Where · Email + Slack + (later) the customer's `admin_email` from the signup YAML

  • Default channel: hello@kiwistack.io for the founder
  • Customer-specific channel: drawn from od-platform/customers/<slug>.yaml `contact.admin_email`
  • Severity gating: 1-minute reachability dips do not page; >5 minutes does

№ O.2 / Where it lives

Single source of
truth, per layer.

Status page is platform-level: it watches every customer, so it lives in `od-platform`, not in any `cust-<slug>`. Per-customer hooks (the URLs to monitor, the Restic heartbeat config) live in `template-core` and propagate at provisioning time.

od-platform

Operator-owned, holds platform-level monitoring config (status page is one cluster-wide deploy, not per-customer)

  • observability/uptime-kuma/values.yaml — Helm values for the deploy
  • observability/uptime-kuma/ingress.yaml — TLS via cert-manager, host status.kiwistack.io
  • observability/uptime-kuma/monitors/ — JSON exports of each customer's monitor set (one file per customer slug)
  • observability/prometheus/ — when metrics land
  • runbooks/uptime-kuma-rollout.md — deploy procedure
  • runbooks/alert-routing.md — channel setup, escalation logic

template-core

Per-customer hooks the platform reads to add the customer to Uptime Kuma

  • observability/monitors.yaml.tmpl — list of URLs the platform should monitor for this customer
  • backup/restic-cronjob.yaml — heartbeat-push to Uptime Kuma at the end of the CronJob

cust-<slug>

Customer state inherits the template; usually no per-customer overrides for monitoring

  • (generated) observability/monitors.yaml — frozen at instantiation with the customer's actual URLs

№ O.3 / Promises this closes

Copy claims,
made verifiable.

Where on the site

Promise

Closed by

`/pricing` FAQ: "What's your SLA when something breaks?"

1-business-day response on Core, status page at status.kiwistack.io

Uptime Kuma deploy (Phase 8.D)

`/pricing` Support & SLA band

"Status page at status.kiwistack.io"

Uptime Kuma deploy

`/pricing` Core bullet: "Backup with off-site EU copy"

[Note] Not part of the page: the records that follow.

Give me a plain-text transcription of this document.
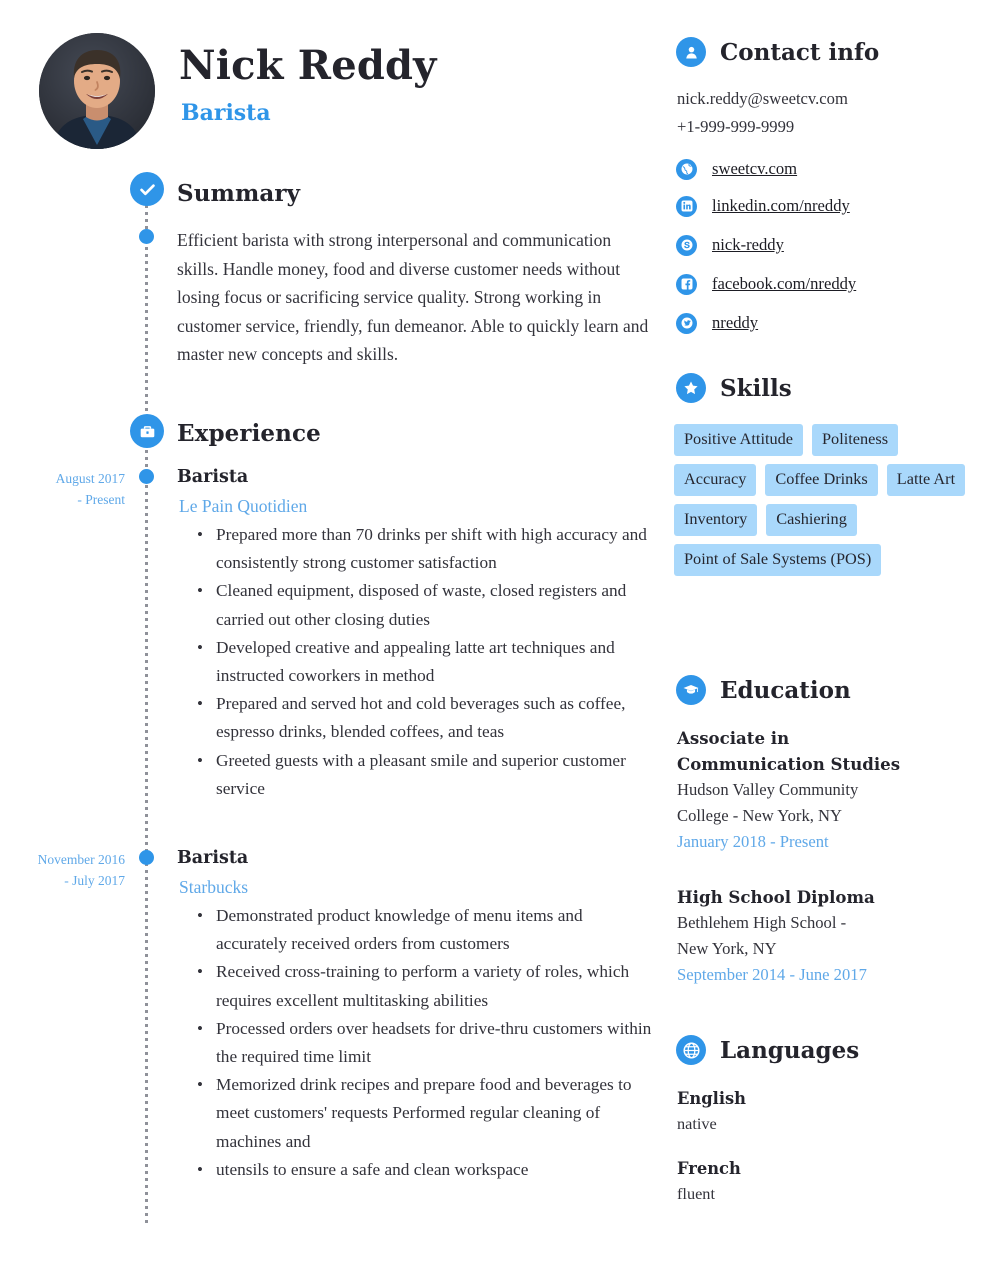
Nick Reddy
Barista
Summary
Efficient barista with strong interpersonal and communication skills. Handle money, food and diverse customer needs without losing focus or sacrificing service quality. Strong working in customer service, friendly, fun demeanor. Able to quickly learn and master new concepts and skills.
Experience
August 2017
- Present
Barista
Le Pain Quotidien
• Prepared more than 70 drinks per shift with high accuracy and consistently strong customer satisfaction
• Cleaned equipment, disposed of waste, closed registers and carried out other closing duties
• Developed creative and appealing latte art techniques and instructed coworkers in method
• Prepared and served hot and cold beverages such as coffee, espresso drinks, blended coffees, and teas
• Greeted guests with a pleasant smile and superior customer service
November 2016
- July 2017
Barista
Starbucks
• Demonstrated product knowledge of menu items and accurately received orders from customers
• Received cross-training to perform a variety of roles, which requires excellent multitasking abilities
• Processed orders over headsets for drive-thru customers within the required time limit
• Memorized drink recipes and prepare food and beverages to meet customers' requests Performed regular cleaning of machines and
• utensils to ensure a safe and clean workspace
Contact info
nick.reddy@sweetcv.com
+1-999-999-9999
sweetcv.com
linkedin.com/nreddy
nick-reddy
facebook.com/nreddy
nreddy
Skills
Positive Attitude	Politeness
Accuracy	Coffee Drinks	Latte Art
Inventory	Cashiering
Point of Sale Systems (POS)
Education
Associate in
Communication Studies
Hudson Valley Community
College - New York, NY
January 2018 - Present
High School Diploma
Bethlehem High School -
New York, NY
September 2014 - June 2017
Languages
English
native
French
fluent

Customer can verify their backups are running

Restic heartbeat → Uptime Kuma signal visible on the status page

Until the Uptime Kuma deploy lands, the FAQ references to status.kiwistack.io are forward-looking. The architecture above is what `status.kiwistack.io` will resolve to once `runbooks/uptime-kuma-rollout.md` runs against the cluster.